Role tabs and a live Data Analysis monitor
At a glance — REMIT grew a tabbed, role-based shell over one shared data store, and the first new role — a Data Analysis drill-down — can pop out into its own window and glow as the data changes while you drive the mission next door.

The problem
REMIT has been a single screen: one user, one seven-stage lap. But the target system is a command post — many roles (CO, duty officers, SMEs) each looking at the same underlying data through a different lens, updating it in their own scoped ways. We wanted to start making that real without rebuilding the app: introduce role-specific UIs over one central store.
And there was a concrete frustration that crystallised the design: you can’t watch the data update and drive the changes at the same time when both live in one screen.
Options
- A second app instance / iframe per role. Heavy, and each instance would have its own store — the opposite of “one shared store”.
- Swap the whole UI per role. Loses the ability to keep the mission running while you inspect; no side-by-side.

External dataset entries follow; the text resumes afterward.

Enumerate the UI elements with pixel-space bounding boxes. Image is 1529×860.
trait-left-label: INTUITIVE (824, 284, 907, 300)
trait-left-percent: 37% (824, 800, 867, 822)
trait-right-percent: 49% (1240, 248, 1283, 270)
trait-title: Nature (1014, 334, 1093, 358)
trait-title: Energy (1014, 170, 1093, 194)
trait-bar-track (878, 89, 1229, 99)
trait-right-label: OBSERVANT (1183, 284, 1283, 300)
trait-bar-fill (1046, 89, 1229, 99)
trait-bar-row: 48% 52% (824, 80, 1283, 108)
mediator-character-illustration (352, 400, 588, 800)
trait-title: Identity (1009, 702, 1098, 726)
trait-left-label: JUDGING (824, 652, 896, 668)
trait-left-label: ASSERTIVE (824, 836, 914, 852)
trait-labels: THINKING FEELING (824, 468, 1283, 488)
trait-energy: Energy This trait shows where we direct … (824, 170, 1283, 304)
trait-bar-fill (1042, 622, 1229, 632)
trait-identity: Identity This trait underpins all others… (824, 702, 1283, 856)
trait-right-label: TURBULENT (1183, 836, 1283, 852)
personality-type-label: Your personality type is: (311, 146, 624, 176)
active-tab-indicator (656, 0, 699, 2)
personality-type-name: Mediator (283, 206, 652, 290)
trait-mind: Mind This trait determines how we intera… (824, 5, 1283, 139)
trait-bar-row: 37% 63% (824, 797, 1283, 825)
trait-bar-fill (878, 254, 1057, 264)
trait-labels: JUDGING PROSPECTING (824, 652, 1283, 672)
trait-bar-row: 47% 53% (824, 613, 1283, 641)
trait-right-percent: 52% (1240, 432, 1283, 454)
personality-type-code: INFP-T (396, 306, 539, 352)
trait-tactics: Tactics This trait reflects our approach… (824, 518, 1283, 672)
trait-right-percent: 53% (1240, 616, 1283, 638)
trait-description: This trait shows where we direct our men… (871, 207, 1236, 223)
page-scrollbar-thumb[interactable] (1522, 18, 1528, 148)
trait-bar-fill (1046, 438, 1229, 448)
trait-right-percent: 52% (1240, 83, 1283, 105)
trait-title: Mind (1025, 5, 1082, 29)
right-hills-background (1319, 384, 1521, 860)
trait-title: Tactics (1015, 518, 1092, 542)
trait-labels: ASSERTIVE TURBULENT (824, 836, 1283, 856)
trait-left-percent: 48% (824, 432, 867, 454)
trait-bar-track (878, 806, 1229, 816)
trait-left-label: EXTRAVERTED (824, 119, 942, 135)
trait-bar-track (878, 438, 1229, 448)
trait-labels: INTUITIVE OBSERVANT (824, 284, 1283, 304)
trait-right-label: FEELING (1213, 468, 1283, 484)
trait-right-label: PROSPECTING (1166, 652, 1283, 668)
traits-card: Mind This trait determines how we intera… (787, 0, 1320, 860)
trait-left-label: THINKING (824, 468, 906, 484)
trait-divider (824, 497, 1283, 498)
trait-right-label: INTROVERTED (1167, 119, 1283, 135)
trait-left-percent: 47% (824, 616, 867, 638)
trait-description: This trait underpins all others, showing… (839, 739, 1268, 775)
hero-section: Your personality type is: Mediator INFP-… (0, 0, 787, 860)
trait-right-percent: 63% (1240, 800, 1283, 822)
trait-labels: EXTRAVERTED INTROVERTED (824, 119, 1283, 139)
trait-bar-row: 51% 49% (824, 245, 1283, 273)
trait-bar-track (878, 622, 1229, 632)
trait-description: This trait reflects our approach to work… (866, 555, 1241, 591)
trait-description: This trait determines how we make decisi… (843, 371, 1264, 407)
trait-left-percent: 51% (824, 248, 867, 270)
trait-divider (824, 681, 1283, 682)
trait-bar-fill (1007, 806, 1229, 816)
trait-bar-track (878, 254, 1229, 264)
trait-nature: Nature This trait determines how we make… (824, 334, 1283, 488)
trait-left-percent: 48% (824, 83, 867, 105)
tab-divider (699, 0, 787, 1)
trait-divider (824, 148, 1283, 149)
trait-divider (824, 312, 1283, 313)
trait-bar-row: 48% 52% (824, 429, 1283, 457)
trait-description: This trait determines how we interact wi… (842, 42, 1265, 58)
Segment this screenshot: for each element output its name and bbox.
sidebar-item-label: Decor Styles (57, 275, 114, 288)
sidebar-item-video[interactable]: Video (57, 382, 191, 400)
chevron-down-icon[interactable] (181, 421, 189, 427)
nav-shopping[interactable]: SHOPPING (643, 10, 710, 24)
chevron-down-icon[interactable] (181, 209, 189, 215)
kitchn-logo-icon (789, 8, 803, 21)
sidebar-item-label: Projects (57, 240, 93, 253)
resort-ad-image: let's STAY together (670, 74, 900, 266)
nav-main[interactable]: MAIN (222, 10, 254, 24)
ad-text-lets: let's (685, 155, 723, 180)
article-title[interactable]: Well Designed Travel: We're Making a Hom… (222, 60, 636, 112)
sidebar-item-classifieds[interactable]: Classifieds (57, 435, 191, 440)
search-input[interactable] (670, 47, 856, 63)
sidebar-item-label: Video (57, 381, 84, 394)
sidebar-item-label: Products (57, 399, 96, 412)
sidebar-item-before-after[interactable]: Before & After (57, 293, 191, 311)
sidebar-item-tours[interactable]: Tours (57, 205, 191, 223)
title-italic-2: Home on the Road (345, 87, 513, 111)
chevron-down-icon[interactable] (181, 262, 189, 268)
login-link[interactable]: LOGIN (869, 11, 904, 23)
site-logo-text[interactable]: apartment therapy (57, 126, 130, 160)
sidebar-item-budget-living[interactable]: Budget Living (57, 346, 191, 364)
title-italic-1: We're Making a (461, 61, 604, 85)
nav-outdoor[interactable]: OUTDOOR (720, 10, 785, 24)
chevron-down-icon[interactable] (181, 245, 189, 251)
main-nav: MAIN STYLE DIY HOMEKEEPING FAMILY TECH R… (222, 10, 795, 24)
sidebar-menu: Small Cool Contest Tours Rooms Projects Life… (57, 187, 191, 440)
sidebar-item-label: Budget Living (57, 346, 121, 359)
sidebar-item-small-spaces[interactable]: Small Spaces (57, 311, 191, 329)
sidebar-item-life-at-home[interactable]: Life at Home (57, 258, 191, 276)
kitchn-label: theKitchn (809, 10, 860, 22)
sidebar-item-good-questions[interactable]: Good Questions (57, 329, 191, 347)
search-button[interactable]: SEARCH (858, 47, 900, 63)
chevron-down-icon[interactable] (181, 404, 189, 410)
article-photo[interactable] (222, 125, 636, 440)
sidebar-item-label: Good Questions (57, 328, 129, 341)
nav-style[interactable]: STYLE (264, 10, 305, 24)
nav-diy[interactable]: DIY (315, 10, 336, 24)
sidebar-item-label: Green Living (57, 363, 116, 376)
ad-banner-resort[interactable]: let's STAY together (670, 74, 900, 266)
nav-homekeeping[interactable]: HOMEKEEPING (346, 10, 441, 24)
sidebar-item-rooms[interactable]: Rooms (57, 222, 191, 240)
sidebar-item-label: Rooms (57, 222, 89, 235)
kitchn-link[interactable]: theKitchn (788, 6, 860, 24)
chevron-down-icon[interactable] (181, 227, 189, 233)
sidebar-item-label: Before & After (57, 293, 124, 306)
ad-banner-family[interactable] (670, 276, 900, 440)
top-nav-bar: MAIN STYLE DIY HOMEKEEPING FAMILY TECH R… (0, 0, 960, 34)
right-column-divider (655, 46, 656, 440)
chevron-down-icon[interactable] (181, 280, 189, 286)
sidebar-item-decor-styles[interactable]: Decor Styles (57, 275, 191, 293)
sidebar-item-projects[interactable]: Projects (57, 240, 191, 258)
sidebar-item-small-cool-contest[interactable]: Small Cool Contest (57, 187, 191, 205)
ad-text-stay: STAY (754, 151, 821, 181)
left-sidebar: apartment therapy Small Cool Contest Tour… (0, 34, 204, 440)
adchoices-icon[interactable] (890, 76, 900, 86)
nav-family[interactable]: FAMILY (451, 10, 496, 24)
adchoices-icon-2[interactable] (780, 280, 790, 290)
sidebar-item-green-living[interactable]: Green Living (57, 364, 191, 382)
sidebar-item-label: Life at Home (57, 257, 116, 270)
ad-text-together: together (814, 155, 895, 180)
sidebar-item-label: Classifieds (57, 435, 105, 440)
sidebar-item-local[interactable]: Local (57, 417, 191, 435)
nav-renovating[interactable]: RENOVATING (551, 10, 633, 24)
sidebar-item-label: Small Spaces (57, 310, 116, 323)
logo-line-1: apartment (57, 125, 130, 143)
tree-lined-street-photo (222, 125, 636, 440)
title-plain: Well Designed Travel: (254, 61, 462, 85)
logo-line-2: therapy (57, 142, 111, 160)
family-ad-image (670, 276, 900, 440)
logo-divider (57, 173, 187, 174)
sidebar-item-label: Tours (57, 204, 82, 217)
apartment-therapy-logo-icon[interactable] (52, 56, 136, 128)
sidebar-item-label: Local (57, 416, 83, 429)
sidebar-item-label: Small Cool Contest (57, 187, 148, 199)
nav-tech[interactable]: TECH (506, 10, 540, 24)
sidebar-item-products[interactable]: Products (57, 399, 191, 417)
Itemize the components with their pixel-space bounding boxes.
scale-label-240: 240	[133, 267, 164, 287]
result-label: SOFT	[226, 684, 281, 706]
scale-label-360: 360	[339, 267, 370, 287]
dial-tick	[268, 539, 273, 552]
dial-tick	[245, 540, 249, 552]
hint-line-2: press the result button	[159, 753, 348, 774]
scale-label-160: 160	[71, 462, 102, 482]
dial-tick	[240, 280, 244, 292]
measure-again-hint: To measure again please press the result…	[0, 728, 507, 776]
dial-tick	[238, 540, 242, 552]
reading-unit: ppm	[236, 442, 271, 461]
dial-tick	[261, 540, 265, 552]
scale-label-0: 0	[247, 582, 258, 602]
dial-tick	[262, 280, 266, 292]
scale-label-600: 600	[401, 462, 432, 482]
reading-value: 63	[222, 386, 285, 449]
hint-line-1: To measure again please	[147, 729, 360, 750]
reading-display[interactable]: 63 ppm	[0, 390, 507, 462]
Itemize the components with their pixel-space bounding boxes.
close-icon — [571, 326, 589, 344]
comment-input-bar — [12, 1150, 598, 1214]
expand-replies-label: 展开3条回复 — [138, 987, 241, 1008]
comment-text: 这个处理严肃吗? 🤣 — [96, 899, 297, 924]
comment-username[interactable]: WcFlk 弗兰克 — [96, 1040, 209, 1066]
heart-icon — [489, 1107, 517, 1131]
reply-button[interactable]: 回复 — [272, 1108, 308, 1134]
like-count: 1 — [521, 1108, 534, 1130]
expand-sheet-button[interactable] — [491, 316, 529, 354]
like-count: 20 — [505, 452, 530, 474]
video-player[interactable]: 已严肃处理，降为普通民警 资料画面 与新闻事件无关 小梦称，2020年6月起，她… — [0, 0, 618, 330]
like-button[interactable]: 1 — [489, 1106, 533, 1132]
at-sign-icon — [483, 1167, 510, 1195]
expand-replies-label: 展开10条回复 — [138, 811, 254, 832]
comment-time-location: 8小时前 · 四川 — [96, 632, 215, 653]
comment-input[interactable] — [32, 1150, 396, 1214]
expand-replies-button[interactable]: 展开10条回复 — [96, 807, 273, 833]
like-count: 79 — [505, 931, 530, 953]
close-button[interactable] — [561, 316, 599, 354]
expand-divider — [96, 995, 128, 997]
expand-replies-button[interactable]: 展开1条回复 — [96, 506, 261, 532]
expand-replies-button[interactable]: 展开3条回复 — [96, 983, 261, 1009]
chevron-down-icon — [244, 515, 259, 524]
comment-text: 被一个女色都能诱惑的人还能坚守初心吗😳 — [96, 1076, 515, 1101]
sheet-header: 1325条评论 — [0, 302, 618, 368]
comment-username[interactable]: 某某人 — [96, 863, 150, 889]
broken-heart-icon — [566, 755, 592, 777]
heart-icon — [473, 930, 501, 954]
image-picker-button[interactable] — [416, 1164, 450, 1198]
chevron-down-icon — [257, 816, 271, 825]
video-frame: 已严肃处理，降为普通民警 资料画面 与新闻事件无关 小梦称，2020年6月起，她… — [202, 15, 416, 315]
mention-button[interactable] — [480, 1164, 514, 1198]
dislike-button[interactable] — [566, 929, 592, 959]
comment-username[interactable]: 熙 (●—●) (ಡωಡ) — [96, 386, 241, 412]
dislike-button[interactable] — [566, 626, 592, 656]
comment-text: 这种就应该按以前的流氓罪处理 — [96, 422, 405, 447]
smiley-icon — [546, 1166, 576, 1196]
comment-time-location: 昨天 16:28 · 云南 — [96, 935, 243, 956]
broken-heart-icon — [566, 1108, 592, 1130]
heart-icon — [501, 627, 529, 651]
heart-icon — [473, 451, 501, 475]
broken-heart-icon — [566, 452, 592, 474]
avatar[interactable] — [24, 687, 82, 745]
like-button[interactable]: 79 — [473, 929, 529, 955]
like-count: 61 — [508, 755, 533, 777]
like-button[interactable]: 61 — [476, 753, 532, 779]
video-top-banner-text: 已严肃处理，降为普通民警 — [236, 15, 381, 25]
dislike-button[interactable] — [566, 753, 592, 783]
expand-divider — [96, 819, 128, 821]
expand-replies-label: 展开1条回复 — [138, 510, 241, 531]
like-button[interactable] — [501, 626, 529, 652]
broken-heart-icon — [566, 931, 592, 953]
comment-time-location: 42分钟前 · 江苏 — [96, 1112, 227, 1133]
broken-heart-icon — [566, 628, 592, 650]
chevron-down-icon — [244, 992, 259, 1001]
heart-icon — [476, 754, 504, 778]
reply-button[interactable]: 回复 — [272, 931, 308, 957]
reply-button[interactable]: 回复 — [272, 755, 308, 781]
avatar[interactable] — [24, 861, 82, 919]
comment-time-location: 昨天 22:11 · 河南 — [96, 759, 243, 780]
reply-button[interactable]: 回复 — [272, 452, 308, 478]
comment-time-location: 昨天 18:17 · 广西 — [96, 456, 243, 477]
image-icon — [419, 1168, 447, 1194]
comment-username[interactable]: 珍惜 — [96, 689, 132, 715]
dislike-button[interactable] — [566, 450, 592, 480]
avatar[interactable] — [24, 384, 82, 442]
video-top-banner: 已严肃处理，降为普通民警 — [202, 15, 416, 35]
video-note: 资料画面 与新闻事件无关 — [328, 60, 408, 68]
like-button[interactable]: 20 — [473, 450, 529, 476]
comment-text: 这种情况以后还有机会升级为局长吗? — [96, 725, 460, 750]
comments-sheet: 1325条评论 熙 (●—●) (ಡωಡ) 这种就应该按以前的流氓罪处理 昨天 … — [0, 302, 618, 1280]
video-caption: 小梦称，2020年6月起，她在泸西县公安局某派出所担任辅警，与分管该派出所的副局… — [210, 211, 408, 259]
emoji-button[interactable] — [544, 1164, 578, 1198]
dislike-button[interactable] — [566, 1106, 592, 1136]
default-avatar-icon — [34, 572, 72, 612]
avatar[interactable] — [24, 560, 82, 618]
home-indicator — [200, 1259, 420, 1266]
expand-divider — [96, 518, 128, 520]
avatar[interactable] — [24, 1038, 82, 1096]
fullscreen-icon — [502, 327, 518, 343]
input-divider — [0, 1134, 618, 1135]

- A tab shell over one shared context, with surfaces that can pop out. Every tab projects
the same in-memory store; a popped-out tab reaches that store through
window.opener, so it monitors live while the main window drives. This is exactly the shape DEC-61 anticipates (roles as config-declared surfaces over one content-addressed store), so we built the v1 seed of it.
The strategy
Four moves, all read-only this phase:
- Extract the shared context — the one
ObjectStore,seam,world,playhead— out of the monolith so every surface imports the same objects. - Declare roles as config:
{id, label, status, poppable, mount}. Overview is the original UI (lazy-booted, untouched); five roles are labelled “coming soon”; Data Analysis is the first real alternative projection. - Inject the context into each surface (
mount(container, ctx)), so the same surface renders the same live store whether it runs inline or in a popped-out window (where the pop-out passeswindow.opener.__remit). - Make change visible: because REMIT objects are immutable and content-addressed, “data changed” means new ids appeared. The monitor diffs the store and glows new rows and their type-group header — the same hook future mock feeds will fire on injection.
The results
- A seven-tab role bar (ARIA tablist, keyboard nav,
#tab=deep-links). Overview behaves exactly as before — the whole existing e2e lap passes unchanged. - A Data Analysis drill-down browser over the shared store: an index grouped by type, a collapsible detail tree, and clickable content-id references that walk the object graph (Plan → stamp → Baseline → channel), with a breadcrumb trail and browser-style back.
- A search box that matches entity names or values, and a yellow glow on anything that changes — and its parents up the hierarchy.
- Pop-out: open the monitor in its own window, sharing the main window’s live store. Drive the mission on the left, watch objects land and glow on the right.
It stays honest to the architecture: surfaces read via projections (NF1), and the first
DEC-61 write is now wired — denying cells in Plan is the application of intel, so it’s
shared to the store as an attributed SteeringDelta and shows up live in the monitor (risk
appetites stay local — that’s a ranking lens, not shared intel). The roles list stays UI-only
config (ADR-0012 §2), but the shared SteeringDelta is modeled in LinkML (Delta +
SteeringDelta, generated to TypeScript / JSON Schema / the HTML reference) — data types
belong in the source of truth (ADR-0011), not hand-shaped.